Orbene, è certamente vero che il comma secondo del medesimo articolo prevede (sub d) obblighi di informazione nei confronti dell’organo di vigilanza, evidentemente per consentire l’esercizio “autonomo” del potere (di vigilanza, appunto), nonché (sub e) un sistema disciplinare idoneo a sanzionare il mancato rispetto delle misure indicate nel modello (ovviamente per rendere “credibile” il potere di controllo), ma è pur sempre da chiedersi se, in una struttura aziendale, necessariamente caratterizzata da un’organizzazione piramidale e gerarchica, sia realmente concepibile un effettivo, autonomo e indipendente, potere di controllo (tutto interno all’azienda stessa), atteso che il controllore è comunque un dipendente della struttura produttiva, al cui vertice si trova il controllando.
La posizione di terzietà (che deve caratterizzare il giudicante, ma anche il “controllante”), a nostro parere, è scarsamente compatibile con la funzione di chi opera e “produce”, se entrambi i soggetti fanno capo alla medesima struttura. La separazione dei poteri (di controllo e di azione) non è un pregiudizio illuministico, ma una reale esigenza funzionale, se il controllo deve essere operato tanto nell’interesse dell’azienda, quanto della intera compagine sociale.
Invero, se il titolare della funzione di controllo è interno alla struttura produttiva, egli non potrà mai entrare in reale rotta di collisione con gli interessi della produzione, perché è nel buon esito della produzione stessa che il controllore vede il fondamento, la causa e la ragione del suo stesso esistere come organo.

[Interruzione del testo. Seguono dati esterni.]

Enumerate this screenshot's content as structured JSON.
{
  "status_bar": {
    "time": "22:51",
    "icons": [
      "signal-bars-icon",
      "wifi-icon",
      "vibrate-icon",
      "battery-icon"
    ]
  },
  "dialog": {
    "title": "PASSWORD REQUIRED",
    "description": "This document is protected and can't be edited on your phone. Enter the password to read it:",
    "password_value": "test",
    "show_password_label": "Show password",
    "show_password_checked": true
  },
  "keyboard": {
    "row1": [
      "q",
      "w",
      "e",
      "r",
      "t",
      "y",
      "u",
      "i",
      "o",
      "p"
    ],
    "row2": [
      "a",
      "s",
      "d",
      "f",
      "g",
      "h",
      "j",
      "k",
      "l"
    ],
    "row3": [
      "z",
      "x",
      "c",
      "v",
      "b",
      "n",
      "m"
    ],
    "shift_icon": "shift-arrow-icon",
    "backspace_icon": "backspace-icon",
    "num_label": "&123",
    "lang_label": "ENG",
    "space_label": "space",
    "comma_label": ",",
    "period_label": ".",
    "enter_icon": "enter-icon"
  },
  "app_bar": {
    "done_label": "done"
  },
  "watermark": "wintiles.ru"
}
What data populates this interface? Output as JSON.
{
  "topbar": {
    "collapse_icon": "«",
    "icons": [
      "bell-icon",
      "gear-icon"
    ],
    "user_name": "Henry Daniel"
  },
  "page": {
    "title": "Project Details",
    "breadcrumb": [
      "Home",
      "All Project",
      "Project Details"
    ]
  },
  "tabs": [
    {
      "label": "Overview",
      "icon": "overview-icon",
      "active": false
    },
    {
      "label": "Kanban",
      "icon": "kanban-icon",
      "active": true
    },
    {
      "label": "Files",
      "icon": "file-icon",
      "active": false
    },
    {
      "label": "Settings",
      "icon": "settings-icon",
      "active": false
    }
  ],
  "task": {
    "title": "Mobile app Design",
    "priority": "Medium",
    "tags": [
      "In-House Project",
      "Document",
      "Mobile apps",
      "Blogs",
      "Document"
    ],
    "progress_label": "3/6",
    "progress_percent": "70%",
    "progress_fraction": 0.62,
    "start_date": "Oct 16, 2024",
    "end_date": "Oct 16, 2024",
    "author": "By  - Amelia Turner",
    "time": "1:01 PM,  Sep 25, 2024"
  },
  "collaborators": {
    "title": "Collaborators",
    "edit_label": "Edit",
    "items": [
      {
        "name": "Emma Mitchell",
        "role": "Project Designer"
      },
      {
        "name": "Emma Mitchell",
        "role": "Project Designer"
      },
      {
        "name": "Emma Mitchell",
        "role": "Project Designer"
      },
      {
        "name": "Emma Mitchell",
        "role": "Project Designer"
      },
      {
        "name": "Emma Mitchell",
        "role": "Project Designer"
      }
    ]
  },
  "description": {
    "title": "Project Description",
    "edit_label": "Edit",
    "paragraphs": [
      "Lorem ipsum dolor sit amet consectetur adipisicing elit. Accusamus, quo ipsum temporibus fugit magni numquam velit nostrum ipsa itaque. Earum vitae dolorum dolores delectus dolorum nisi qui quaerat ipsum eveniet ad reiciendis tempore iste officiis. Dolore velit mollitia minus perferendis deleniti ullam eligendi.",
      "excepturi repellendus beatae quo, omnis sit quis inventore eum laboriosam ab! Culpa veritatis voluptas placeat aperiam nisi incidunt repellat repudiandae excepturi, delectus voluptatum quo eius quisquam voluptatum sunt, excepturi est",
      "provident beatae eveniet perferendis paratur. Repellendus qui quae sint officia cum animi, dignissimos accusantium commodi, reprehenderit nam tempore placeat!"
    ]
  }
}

Ma questo è l’effetto – ineliminabile – della abdicazione del potere pubblico a favore degli interessi privati. L’aziendalizzazione del diritto, potrebbe dirsi, genera mostri.
L’autonomia e l’autodichia non possono essere poteri privi di (reale) controllo; meno che mai se sono affidati ai privati.
Così come gli Stati non dovrebbero farsi giudicare, nelle controversie che li oppongono alle aziende, da “semplici” cittadini (tali sono i componenti dei collegi arbitrali dell’ICSID), i meccanismi aziendali di controllo interno dovrebbero rimanere tali e non essere elevati, tramite il riconoscimento legislativo, a strumenti di garanzia tendenzialmente operativi erga omnes.
La responsabilizzazione del cittadino-produttore non può (non dovrebbe) compromettere o prevaricare i diritti del cittadino-elettore, che ha delegato ai suoi giudici e ai suoi parlamenti – e non certo a una o più corporation – tanto lo jus dicere, quanto lo jus condere.
Ne va, a nostro parere (e non temiamo di esagerare), dello stesso fondamento –effettivo – della democrazia rappresentativa.